Il était descendu de voiture le premier, en m'annonçant ce détour; il avait salué le concierge, et il s'était engagé d'abord sous une voûte, puis dans un escalier de service, avec cette démarche, unique au monde, celle de l'auteur en vogue qui entre dans son journal, chez son éditeur, dans son théâtre. «C'est moi la maison...» semble-t-il dire avec tous ses gestes, et le pied se fait plus léger, la canne tressaille dans la main, les épaules roulent involontairement. Ce sont des riens: une manière de dire bonjour aux employés, un pli de bouche protecteur, une pose crâne du chapeau, un clignement d'yeux indulgent. Nous autres peintres et qui avons étudié l'art du portrait, c'est notre métier de saisir ces riens... Et ces employés, depuis le plus humble jusqu'au plus haut, depuis l'habilleuse jusqu'au régisseur, toute leur personne traduit un inexprimable et inconscient respect à voir passer «leur auteur», quelque chose comme l'émotion d'un rentier qui verrait marcher un de ses coupons. Chez quel marchand de tableaux connaîtrai-je jamais la joie d'inspirer un respect de cette sorte? Quand aurai-je, pour introduire un ami dans une exposition de mes toiles, l'orgueil, paisible et innocemment puéril, que Jacques déploya pour me faire ouvrir la porte de la petite loge, heureusement inoccupée, où nous nous assîmes, tandis qu'il me disait à voix basse:

—«Le premier acte a commencé depuis cinq minutes.
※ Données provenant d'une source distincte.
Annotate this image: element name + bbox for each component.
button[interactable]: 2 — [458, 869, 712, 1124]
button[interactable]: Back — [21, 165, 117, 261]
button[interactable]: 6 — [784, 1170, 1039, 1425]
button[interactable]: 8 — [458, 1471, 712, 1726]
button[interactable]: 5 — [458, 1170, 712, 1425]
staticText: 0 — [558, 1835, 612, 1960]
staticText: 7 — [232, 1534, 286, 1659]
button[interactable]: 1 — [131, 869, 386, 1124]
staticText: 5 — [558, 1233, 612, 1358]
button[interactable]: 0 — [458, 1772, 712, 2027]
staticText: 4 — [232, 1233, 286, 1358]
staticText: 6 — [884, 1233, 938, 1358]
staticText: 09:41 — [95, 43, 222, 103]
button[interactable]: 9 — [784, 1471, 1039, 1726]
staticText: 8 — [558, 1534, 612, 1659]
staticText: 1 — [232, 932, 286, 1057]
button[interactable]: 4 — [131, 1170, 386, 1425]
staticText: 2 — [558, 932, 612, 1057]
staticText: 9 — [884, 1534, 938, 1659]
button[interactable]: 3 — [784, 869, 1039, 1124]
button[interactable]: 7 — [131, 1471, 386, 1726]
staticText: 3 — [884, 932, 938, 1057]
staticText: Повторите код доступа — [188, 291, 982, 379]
Tu comprendras tout de suite... C'est une ancienne maîtresse du duc qui essaie de rendre jalouse la duchesse... T'avais-je menti en te disant que la petite Favier est jolie, jolie?... Tiens, elle m'a vu... Par bonheur, c'est à un moment où l'autre lui débite un petit discours un peu long. Je lui aurais fait manquer sa réplique... Elle te regarde. Tu l'intrigues. Elle connaît les trois ou quatre camarades avec lesquels j'ai l'habitude de venir. Maintenant, écoute-la parler. Rien que le timbre, que la musique de sa voix, n'est-ce pas exquis? Écoute... Écoute aussi un peu ce qu'elle dit. C'est du Jacques Molan de derrière les fagots...»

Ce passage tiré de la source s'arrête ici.